To these four came the news of Prince Charlie's landing, and set them presently by the ears. My lord, like the chimney-keeper that he was, was all for temporising. Miss Alison held the other side, because it appeared romantical; and the Master (though I have heard they did not agree often) was for this once of her opinion. The adventure tempted him, as I conceive; he was tempted by the opportunity to raise the fortunes of the house, and not less by the hope of paying off his private liabilities, which were heavy beyond all opinion. As for Mr. Henry, it appears he said little enough at first; his part came later on. It took the three a whole day's disputation, before they agreed to steer a middle course, one son going forth to strike a blow for King James, my lord and the other staying at home to keep in favour with King George. Doubtless this was my lord's decision; and, as is well known, it was the part played by many considerable families. But the one dispute settled, another opened. For my lord, Miss Alison, and Mr. Henry all held the one view: that it was the cadet's part to go out; and the Master, what with restlessness and vanity, would at no rate consent to stay at home.

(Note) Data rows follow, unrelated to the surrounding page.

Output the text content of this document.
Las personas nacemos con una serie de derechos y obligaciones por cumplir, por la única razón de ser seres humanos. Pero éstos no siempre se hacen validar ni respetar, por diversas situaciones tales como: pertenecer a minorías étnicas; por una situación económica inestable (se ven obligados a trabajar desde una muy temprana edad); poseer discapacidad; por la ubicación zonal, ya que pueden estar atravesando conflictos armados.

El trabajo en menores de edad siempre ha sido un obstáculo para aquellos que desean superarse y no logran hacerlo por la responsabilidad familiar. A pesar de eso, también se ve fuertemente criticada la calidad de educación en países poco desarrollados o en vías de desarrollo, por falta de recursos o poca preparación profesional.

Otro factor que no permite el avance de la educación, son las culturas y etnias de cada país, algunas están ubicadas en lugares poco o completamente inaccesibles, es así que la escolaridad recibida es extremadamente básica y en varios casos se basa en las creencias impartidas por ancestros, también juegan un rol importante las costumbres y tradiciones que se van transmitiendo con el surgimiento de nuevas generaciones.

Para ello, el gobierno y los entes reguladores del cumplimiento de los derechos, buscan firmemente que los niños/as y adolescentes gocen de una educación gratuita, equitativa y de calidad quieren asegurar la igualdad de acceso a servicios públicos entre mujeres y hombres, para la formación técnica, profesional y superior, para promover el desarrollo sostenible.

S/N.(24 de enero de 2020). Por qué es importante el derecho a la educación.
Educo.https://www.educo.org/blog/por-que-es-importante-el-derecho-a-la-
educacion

My lord pleaded, Miss Alison wept, Mr. Henry was very plain spoken: all was of no avail.

"It is the direct heir of Durrisdeer that should ride by his King's bridle," says the Master.

"If we were playing a manly part," says Mr. Henry, "there might be sense in such talk. But what are we doing? Cheating at cards!"

"We are saving the house of Durrisdeer, Henry," his father said.

"And see, James," said Mr. Henry, "if I go, and the Prince has the upper hand, it will be easy to make your peace with King James. But if you go, and the expedition fails, we divide the right and the title. And what shall I be then?"

"You will be Lord Durrisdeer," said the Master. "I put all I have upon the table."

"I play at no such game," cries Mr. Henry. "I shall be left in such a situation as no man of sense and honour could endure. I shall be neither fish nor flesh!" he cried. And a little after he had another expression, plainer perhaps than he intended. "It is your duty to be here with my father," said he. "You know well enough you are the favourite."

"Ay?" said the Master. "And there spoke Envy! Would you trip up my heels - Jacob?" said he, and dwelled upon the name maliciously.

Mr. Henry went and walked at the low end of the hall without reply; for he had an excellent gift of silence. Presently he came back.

"I am the cadet and I SHOULD go," said he. "And my lord here in the master, and he says I SHALL go. What say ye to that, my brother?"

"I say this, Harry," returned the Master, "that when very obstinate folk are met, there are only two ways out: Blows - and I think none of us could care to go so far; or the arbitrament of chance - and here is a guinea piece. Will you stand by the toss of the coin?"

"I will stand and fall by it," said Mr. Henry. "Heads, I go; shield, I stay."

The coin was spun, and it fell shield. "So there is a lesson for Jacob," says the Master.

"We shall live to repent of this," says Mr. Henry, and flung out of the hall.

As for Miss Alison, she caught up that piece of gold which had just sent her lover to the wars, and flung it clean through the family shield in the great painted window.